JAVIER MARÍAS – El PAIS SEMANAL 12/11/2006
Me he enterado con desolación, de hecho, de que las actuales comuniones son uno de los platos fuertes de la temporada y que se organizan como “minibodas”, es decir, por todo lo alto, con profusión de convidados y no nimios regalos, hasta el punto de que muchos padres solicitan créditos a los bancos para tales festines, endeudándose durante meses si es preciso, con tal de no quedar por debajo de sus amistades, parientes o colegas, independientemente de la clase social a que pertenezcan y del poder adquisitivo de que dispongan. Y si esto ocurre con una chuminada como las primeras comuniones, qué no se dará con las bodas, bautizos, aniversarios varios y hasta funerales. A la pesadilla hay que añadirle el mimetismo y la envidia, y por lo visto no es raro que en los hogares españoles se pronuncien frases como la siguiente: “Oye, si los Madróñez celebraron a lo grande sus cinco años de matrimonio, no podemos quedarnos atrás cuando los cumplamos, habrá que dar por lo menos una mariscada”. Poco importa que no haya tradición de celebrar esa cifra, o si acaso sólo entre los cónyuges. Basta con que los malditos y ostentosos Madróñez hayan tenido la ocurrencia para que detrás les vayan un montón de parejas y no acabemos. De tal manera, me cuentan, que los motivos de reunión y gasto se van multiplicando, y la gente va de una fiesta a otra con la lengua fuera, la tarjeta en números rojos, la libreta cada vez más grande para anotarlo todo y el capítulo de ofensas en permanente aumento, porque siempre habrá conocidos o compañeros que deberán “sacrificarnos” y no incluirnos en sus listas, no cabemos tantos en algunos locales.
Pero no son sólo estas cosas de matrimonios.

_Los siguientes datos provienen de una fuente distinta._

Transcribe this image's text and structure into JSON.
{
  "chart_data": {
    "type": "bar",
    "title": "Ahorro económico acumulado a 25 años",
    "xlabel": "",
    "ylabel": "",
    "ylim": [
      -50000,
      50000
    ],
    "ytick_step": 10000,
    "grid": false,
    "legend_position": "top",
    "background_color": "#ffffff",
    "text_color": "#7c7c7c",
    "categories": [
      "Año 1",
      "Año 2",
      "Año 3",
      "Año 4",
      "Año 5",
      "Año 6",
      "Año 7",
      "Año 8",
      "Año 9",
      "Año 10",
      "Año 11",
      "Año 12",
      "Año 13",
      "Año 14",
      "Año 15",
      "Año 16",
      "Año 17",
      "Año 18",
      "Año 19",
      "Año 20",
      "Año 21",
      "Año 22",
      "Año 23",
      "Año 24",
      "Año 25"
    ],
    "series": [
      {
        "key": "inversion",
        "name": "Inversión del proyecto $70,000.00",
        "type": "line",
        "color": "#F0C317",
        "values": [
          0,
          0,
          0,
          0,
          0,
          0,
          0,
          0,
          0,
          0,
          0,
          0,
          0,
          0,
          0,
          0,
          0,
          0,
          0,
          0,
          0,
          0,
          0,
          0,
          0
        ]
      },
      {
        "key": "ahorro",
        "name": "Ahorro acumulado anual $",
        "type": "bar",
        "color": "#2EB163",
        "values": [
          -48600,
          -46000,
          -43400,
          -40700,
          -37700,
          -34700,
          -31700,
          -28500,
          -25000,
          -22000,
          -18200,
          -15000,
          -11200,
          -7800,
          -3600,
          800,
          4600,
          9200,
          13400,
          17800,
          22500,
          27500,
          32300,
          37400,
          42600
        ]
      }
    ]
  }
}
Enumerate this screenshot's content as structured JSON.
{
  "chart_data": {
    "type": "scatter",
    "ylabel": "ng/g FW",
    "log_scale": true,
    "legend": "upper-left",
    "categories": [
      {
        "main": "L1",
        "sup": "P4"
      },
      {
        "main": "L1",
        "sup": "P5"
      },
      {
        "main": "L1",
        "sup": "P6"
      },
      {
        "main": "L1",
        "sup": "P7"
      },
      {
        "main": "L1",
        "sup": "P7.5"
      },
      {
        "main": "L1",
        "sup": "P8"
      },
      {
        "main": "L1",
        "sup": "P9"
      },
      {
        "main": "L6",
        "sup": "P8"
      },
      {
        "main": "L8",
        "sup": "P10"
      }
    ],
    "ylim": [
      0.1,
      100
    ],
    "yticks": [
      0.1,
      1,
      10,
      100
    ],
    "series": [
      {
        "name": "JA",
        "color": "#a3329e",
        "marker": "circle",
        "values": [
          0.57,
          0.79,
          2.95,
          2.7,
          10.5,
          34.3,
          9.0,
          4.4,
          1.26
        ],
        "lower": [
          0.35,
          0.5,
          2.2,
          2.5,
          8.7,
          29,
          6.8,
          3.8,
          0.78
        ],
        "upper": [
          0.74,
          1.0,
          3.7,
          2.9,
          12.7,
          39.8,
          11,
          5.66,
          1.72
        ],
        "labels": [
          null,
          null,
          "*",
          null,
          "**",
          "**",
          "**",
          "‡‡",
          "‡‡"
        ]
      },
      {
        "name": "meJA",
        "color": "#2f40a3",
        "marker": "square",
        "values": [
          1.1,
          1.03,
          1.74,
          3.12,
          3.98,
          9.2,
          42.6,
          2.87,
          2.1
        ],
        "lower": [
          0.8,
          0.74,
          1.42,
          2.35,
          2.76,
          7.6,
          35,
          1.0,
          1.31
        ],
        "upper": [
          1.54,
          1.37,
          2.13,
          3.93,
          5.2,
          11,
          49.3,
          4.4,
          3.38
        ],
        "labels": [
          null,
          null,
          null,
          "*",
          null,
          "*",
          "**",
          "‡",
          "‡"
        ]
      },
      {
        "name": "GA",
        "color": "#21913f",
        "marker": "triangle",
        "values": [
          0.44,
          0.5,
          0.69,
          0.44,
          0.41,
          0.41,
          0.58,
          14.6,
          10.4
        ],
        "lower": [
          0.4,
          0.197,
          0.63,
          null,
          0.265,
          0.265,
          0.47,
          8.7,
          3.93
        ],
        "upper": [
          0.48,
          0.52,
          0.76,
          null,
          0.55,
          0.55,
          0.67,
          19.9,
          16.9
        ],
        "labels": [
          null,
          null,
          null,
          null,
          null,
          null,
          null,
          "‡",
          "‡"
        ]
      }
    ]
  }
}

Algunas amigas jóvenes, todavía con hijos pequeños, me confiesan que viven esclavizadas por los cumpleaños infantiles y que no hay viernes o sábado en que no les caiga uno encima. No sé, cuando yo era niño, el día en que cumplía años uno llevaba caramelos para repartir en clase y luego, tal vez, invitaba a su casa o al cine a tres o cuatro verdaderos amigos. Ahora la costumbre es convidar a la clase entera, y no a merendar o a una película, sino a festicholas con payasos contratados, o magos, o abominables mimos, esto es, con alguna atracción de carne y hueso (si es que los mimos tienen hueso). Asimismo está estipulado que los niños invitados, que antes regalaban al agasajado, reciban a su vez de los padres de éste alguna chuchería, “para no hacer discriminaciones y que todos se lleven su obsequio” (qué mundo ñoño). Y como la clase en pleno es invitada e invita, lo lógico es eso, que no haya fin de semana sin movilización de todo quisque por el cumpleaños de alguien. Si se añaden al panorama las habituales cenas entre matrimonios y similares, y la obligación de corresponder con otra equiparable a cada pareja de anfitriones; y la Nochebuena, los Reyes, el importado Halloween cretinoide, la Pascua y San Juan Crisóstomo, los fines de carrera, las cursilísimas peticiones de mano y las soeces despedidas de soltero o soltera, no hay vez en la que al oír hablar de estos compromisos esclavizadores e interminables a mis conocidos –fuente de rabietas, apuros, agravios, gastos, angustias y endeudamientos–, no me felicite de permanecer soltero y sin vástagos y bastante libre de ese círculo vicioso de mayúsculas horteradas y zarandajas sin cuento.